Opposite nociceptive effects of the arginine/NO/cGMP pathway stimulation in dermal and subcutaneous tissues

1 Nitric oxide has been described either as pronociceptive or antinociceptive. In this investigation, using an electronic pressure-metre, the intradermal and the subcutaneous effects of prostaglandin E-2 (PGE(2)) and agents that mimic or inhibit the arginine/NO/cGMP pathway were compared. 2 The hypernociceptive effect of the intradermal injection of PGE(2) (100 ng) was immediate, peaking within 15-30 min and returning to basal values in 45-60 min. The subcutaneous injection of PGE(2) induced a hypernociception with a delayed peak (3 h) plateauing for 4-6 h. 3 Intradermal administration of 3-morpholino-sydnonimine-hydrochloride (SIN-1) enhanced, while its subcutaneous administration inhibited, subcutaneous hypernociception induced by PGE(2).
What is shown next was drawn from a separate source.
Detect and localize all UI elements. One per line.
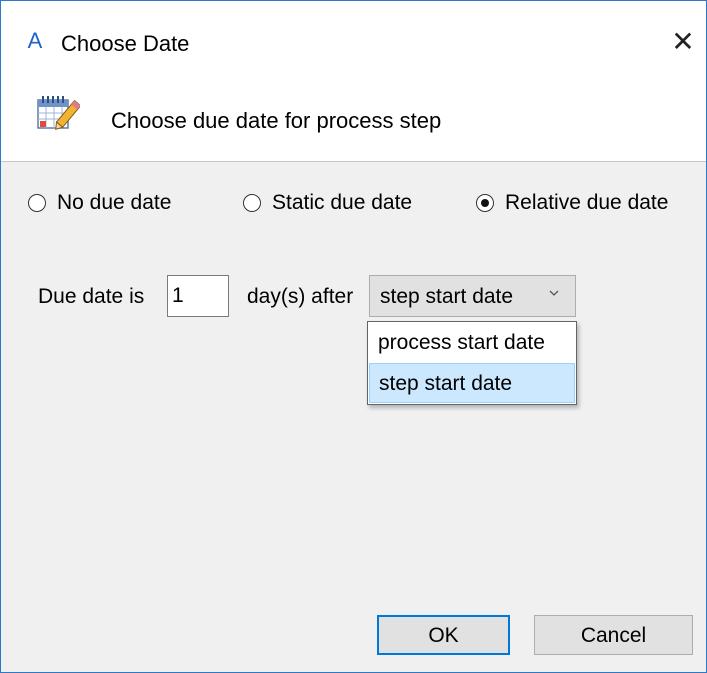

This inhibition was prevented by ODQ (8 mug) but not by NG-monomethyl-L-arginine (L-NMMA) (50 mug). 4 Intradermal but not subcutaneous administration of L-arginine (1-100 mug), SIN-1 (1-100 mug) and dibutyrylguanosine 3':5'-cyclic monophosphate (db cGMP) (0.1-100 mug) induced an early (15-30 min) dose-dependent hypernociceptive effect. Intradermal pretreatment with NG-monomethyl-L-arginine (L-NMMA; 50 mug) inhibited the hypernociception induced by L-Arg (10 mug), but not that induced by SIN-I (10 mug) or db cGMP (10 mug). 5 Intradermal injection of ODQ (8 mug) antagonized the hypernociception induced by L-arginine and SIN-1, but not that induced by db cGMP. 6 Considering (a) the different time course of intradermal and subcutaneous PGE(2)-induced hypernociception, (b) the opposite nociceptive effect of intradermal and subcutaneous administration of SIN-I (db cGMP) as well as the arginine/NO/cGMP pathway, the existence of different subsets of nociceptive primary sensory neurons in which the arginine/NO/cGMP pathway plays opposing roles is suggested. This hypothesis would explain the apparent contradictory observations described in the literature.